A valuable work on national law is entitled Du Droits et des Devoirs des Nations Neutres en Temps de Guerre Maritime, by M. L. B. Hautefeuille, a distinguished French jurist, lately published at Paris in four octavos. It is praised by no less an authority than the eminent advocate M. Chaix d'Est Ange, as the fruit of mature and conscientious study: he calls it the most complete and one of the best works on modern national law ever produced. The author in the historical part of his treatise, criticises the monopolizing spirit and policy of the English without mercy, and insists that the balance of power on the sea is of no less importance than that on land. He would have established a permanent alliance of armed neutrality, with France and the United States at its head, to maintain the maritime rights of weaker states in time of war, against the encroachments of British commerce and ambition.


A Vienna publishing establishment has offered Grillparzer, the German dramatist, $4,000 for his writings, but he refuses, not because he thinks the price too low, but because he will not take the trouble of preparing and publishing a collected edition of his dramas, the last of which was entitled Maximilian Robespierre, a five act tragedy.
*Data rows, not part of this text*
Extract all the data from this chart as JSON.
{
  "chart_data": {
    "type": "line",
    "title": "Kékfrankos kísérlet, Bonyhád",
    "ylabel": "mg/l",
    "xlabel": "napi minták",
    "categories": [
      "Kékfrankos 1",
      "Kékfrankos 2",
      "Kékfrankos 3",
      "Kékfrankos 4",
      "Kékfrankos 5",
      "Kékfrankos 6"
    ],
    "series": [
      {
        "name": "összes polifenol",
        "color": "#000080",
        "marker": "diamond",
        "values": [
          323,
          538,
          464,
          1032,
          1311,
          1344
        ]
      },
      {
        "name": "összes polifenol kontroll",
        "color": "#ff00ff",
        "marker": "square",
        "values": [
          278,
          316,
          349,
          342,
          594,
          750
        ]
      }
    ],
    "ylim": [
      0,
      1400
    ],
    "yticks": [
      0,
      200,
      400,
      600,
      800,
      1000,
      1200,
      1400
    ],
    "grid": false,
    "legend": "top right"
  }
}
He has also a variety of unpublished manuscripts, which it is feared will never see the light.


Students and amateurs of music will find their account in taking the Rheinische Musikzeitung (Rhine Musical Gazette), published at Cologne, under the editorial care of Prof. Bisehof. Its criticism is impartial, intelligent, and free from the prejudices of the schools. German musical criticism has no better organ.